Wednesday, April 25, 2012

Forever Indebted to You

Walter Russell Mead on the Bipartisan War on the Young:

Romney appears to be following suit, matching Obama’s calls for Congress to freeze interest rate increases for student loans. And Senate Republicans agree: Minority Leader Mitch McConnell voiced support for the extension, although he took issue with Democratic plans to pay for the bill through higher taxes on businesses. For all the talk of unprecedented political polarization, we may finally have found an issue on which both sides agree.

Unfortunately, both sides get incompletes. Today’s students need more than cheap student loans. Lower tuition and better job prospects are the two things today’s students need most. A big fat federal program to lower interest on student loans will have the opposite effect: removing incentives for colleges to lower tuition while encouraging students to go into more debt to finance degree programs that are increasingly divorced from practical application in the job market.

This is perhaps the greatest irony. In their attempts to court the youth vote ahead of the election, both parties are letting down the young, sacrificing the needs of future generations for short-term political gain. But since that’s a pretty good description of the approach our political establishment brings to almost every question that comes up — why be surprised?

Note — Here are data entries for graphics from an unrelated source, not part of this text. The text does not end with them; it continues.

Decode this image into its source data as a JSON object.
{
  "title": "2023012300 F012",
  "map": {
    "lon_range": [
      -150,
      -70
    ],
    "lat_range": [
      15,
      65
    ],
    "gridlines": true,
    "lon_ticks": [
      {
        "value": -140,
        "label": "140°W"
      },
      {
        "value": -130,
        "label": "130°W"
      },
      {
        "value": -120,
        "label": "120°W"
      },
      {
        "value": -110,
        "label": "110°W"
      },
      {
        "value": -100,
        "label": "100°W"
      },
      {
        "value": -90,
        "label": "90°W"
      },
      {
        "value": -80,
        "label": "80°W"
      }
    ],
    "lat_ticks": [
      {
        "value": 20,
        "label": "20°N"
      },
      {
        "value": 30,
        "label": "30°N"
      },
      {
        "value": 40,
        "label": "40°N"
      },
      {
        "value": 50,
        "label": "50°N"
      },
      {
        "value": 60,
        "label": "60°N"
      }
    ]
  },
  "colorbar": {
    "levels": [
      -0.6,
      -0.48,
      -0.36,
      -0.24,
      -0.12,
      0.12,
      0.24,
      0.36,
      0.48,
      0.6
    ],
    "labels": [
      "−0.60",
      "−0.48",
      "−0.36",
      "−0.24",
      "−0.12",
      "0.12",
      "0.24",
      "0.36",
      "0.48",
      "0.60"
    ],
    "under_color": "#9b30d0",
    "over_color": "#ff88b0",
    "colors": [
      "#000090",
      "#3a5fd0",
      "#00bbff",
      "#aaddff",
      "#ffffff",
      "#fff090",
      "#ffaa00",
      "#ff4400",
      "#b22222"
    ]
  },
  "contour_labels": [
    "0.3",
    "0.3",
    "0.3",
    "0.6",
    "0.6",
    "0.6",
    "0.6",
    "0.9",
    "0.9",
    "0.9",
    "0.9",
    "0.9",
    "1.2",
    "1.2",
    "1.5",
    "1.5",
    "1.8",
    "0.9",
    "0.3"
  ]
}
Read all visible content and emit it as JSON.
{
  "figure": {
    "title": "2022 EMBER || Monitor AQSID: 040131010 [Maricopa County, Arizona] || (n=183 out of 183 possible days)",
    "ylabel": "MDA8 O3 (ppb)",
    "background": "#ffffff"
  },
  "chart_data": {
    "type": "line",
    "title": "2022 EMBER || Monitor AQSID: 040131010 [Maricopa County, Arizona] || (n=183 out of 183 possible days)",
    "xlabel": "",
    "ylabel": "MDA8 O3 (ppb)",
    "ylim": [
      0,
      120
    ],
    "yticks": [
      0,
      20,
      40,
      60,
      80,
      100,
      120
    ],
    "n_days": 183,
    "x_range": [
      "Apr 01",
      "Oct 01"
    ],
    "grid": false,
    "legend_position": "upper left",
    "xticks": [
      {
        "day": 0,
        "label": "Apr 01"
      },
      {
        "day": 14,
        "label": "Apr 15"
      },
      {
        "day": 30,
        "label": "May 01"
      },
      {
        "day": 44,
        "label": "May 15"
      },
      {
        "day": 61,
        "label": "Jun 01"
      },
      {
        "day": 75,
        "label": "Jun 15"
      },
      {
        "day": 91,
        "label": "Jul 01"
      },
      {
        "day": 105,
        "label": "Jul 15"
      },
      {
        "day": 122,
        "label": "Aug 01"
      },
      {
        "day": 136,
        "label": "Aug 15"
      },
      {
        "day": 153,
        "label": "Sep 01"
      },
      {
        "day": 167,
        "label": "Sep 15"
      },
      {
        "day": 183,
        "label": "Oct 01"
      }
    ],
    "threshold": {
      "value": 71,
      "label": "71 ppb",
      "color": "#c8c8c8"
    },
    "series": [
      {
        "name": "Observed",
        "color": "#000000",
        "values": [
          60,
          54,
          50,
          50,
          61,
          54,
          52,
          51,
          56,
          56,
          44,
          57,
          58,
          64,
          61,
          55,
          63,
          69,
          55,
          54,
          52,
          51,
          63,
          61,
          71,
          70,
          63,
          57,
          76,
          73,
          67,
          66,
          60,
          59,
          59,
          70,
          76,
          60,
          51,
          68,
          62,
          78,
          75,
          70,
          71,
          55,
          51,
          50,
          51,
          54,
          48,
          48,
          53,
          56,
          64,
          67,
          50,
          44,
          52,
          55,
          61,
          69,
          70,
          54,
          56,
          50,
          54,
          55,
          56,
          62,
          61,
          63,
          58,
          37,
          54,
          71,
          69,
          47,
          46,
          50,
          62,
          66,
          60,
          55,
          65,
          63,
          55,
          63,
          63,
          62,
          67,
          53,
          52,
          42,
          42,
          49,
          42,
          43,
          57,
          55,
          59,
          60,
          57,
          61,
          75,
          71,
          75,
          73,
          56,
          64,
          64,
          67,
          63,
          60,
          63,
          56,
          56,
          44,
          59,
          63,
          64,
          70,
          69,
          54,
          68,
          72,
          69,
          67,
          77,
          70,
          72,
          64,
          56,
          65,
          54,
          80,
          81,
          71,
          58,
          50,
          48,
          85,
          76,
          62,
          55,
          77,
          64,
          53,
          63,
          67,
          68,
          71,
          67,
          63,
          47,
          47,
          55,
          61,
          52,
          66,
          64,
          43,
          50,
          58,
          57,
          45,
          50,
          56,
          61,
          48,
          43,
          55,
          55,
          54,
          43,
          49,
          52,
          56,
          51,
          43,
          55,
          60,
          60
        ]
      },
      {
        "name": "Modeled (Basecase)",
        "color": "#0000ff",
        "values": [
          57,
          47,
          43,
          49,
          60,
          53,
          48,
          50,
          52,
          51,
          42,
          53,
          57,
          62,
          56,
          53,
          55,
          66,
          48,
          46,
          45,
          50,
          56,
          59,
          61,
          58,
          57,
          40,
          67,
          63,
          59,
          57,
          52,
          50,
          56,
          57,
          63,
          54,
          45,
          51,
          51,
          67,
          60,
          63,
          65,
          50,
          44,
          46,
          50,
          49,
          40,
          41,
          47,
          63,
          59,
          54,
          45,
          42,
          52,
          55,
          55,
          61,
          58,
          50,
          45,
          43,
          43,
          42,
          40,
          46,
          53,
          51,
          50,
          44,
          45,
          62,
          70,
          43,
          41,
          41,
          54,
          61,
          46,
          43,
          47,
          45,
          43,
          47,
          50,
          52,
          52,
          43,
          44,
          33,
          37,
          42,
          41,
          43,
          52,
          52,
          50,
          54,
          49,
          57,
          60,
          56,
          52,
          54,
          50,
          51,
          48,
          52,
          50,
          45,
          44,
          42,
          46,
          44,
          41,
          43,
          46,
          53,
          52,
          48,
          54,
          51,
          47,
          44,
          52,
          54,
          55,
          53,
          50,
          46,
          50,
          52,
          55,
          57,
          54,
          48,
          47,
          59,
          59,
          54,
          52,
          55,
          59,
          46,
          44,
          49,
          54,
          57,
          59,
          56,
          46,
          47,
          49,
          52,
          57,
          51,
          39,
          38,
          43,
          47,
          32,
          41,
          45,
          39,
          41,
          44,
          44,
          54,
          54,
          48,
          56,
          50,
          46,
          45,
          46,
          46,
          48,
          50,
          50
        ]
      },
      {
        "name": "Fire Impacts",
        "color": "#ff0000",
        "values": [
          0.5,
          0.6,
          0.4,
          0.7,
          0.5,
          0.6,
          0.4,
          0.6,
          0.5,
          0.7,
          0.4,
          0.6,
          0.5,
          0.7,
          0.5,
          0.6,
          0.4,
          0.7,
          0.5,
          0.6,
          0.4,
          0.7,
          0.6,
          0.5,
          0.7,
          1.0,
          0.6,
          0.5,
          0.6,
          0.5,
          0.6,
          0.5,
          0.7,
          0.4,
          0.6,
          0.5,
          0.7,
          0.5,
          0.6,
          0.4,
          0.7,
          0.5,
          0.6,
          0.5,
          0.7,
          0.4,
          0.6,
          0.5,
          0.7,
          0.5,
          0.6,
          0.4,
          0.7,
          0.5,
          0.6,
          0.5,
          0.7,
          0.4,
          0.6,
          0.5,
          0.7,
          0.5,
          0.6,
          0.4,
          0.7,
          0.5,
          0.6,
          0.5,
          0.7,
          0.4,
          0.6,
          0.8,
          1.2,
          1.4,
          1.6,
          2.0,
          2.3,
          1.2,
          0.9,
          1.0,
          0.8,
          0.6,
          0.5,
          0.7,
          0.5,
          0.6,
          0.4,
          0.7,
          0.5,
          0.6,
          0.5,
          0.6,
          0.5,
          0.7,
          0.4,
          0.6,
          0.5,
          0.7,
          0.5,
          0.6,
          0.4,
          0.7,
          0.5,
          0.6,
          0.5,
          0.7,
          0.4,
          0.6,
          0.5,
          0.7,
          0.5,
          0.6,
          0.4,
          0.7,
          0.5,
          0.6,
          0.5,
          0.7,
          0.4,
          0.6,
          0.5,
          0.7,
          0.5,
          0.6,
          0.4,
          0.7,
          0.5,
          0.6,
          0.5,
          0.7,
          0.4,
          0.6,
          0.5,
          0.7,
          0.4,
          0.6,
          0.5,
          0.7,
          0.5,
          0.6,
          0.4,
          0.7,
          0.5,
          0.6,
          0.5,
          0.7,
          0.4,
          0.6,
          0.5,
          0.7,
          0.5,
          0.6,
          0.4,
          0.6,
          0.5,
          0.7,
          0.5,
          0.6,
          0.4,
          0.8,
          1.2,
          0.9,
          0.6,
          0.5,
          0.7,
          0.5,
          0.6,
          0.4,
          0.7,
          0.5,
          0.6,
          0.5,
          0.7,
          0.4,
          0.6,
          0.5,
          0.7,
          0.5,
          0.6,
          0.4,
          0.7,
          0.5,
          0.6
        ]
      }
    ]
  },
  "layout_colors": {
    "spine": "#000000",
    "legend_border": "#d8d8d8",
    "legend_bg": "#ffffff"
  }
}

I see a couple of additional ironies here. The first is that while President Obama harps about how unfair it is to saddle kids with student loan debt, he's demonstrated that he has few qualms about hanging trillions of dollars of additional national debt around their necks. The second is that so many people fail to understand the connection between increased government subsidies of student loans and rising costs for college. The irony is that the more student loan support the government provides, the more the colleges can continue to raise tuition. This is the vicious cycle we’ve been stuck in for some time and those who think that government subsidized student loans somehow make college cheaper are delusional.